It could likely be neither, but however they achieved the final product, it plays today for a reason quite apparent in Earle's line above.
I will refrain, though you might expect me to, to take another crack at the now-crumbling Bush
coup d'état. Earle's line certainly could describe the Trinity of Terror in the White House, especially when coupled with the concept of spreading massive fear to attain "peace at any price." But the film itself, far ahead of it's time and almost definitely completely by accident, is more accurately describing the general way in which business is done nowadays in the Age of Spin.
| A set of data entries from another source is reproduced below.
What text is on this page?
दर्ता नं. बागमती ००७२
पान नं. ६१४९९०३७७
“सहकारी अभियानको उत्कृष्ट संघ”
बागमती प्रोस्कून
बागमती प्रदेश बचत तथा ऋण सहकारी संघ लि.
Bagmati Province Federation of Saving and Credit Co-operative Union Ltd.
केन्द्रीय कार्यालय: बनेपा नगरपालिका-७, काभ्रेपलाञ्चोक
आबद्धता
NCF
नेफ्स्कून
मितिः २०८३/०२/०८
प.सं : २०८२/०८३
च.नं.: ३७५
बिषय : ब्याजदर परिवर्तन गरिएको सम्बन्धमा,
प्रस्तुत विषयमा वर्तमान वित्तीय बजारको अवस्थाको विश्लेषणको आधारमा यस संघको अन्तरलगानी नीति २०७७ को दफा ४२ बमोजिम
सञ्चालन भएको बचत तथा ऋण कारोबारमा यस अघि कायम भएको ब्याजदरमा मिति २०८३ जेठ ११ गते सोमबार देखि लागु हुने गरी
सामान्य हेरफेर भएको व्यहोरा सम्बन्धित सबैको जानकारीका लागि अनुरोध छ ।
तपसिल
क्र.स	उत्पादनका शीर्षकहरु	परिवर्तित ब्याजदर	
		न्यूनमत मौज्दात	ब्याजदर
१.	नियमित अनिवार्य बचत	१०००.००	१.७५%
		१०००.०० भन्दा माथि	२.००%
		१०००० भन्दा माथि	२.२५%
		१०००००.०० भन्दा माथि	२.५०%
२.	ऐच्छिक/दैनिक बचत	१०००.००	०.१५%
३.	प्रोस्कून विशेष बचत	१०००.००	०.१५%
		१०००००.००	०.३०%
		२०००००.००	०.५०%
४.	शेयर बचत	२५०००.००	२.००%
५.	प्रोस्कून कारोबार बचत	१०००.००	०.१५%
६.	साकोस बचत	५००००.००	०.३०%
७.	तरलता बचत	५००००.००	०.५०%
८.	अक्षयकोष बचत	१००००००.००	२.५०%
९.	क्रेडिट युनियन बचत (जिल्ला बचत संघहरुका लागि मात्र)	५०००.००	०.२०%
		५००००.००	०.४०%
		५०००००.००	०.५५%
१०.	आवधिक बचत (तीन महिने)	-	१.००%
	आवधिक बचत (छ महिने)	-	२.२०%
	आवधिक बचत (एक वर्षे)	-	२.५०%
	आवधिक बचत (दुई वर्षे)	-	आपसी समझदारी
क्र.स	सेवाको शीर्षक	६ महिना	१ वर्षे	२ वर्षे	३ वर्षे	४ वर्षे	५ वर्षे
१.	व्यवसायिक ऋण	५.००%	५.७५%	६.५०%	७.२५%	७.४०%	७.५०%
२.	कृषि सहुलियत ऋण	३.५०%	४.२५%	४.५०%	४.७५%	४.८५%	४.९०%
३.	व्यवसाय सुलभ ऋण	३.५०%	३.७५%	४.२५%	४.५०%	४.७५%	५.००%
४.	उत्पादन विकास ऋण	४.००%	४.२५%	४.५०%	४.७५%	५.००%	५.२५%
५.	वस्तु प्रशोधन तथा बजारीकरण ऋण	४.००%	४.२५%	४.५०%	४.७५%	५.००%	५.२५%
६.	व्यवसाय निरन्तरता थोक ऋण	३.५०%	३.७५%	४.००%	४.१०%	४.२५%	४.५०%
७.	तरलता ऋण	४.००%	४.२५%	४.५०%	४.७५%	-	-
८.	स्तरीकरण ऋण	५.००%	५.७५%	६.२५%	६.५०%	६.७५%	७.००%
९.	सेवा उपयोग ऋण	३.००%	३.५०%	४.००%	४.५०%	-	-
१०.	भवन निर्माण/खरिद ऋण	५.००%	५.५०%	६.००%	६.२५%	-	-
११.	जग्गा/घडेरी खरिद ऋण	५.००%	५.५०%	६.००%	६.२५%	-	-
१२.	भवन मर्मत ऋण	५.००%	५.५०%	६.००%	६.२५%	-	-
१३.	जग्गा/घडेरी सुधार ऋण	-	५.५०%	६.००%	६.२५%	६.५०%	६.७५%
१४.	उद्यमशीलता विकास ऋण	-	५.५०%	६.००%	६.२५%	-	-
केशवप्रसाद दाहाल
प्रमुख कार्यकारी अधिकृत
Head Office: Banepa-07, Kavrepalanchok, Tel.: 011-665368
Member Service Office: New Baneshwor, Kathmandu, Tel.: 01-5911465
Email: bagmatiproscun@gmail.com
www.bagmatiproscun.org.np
There has been what we now popularly call "spin" since time began, but no time in history has ever been so consumed with the concept as right now. (My own company just recently hired a PR firm, and I would be highly disgusted by the notion if it didn't mean that I never have to crank out a soul-crushing, maudlin, block-of-falsehoods press release ever again.) It might have seemed novel in a B-thriller in 1958, but in 2007, every politician uses it, fake polls and leading questions are de rigueur, and if there is a politician that doesn't employ these methods, Republican or Democrat, then they are simply not going to get very far in today's system. Andrews points at the Lincoln Memorial at one point late in the film and muses: "You know, he was right. You can't fool all of the people all of the time, but nowadays, you don't have to fool ALL the people, just enough to swing it for the Fletchers and the Jessups."

I would suggest that perhaps the time is ripe for a remake of this film, but what would be the point? Everyone knows the game; know one wants to dare change it for being left out in the cold. The light has switched on, people, and dress rehearsal is over. This is the real world now. We might as well give in. No movie is going to save us from the truth we have to face: We are, all of us, bought and paid for, and most of what we do has been predetermined by the corporations we refuse to say "No" to...
Ow! Crap! I think I'm getting one of Andrews' headaches!

It looks like the brainwashing worked...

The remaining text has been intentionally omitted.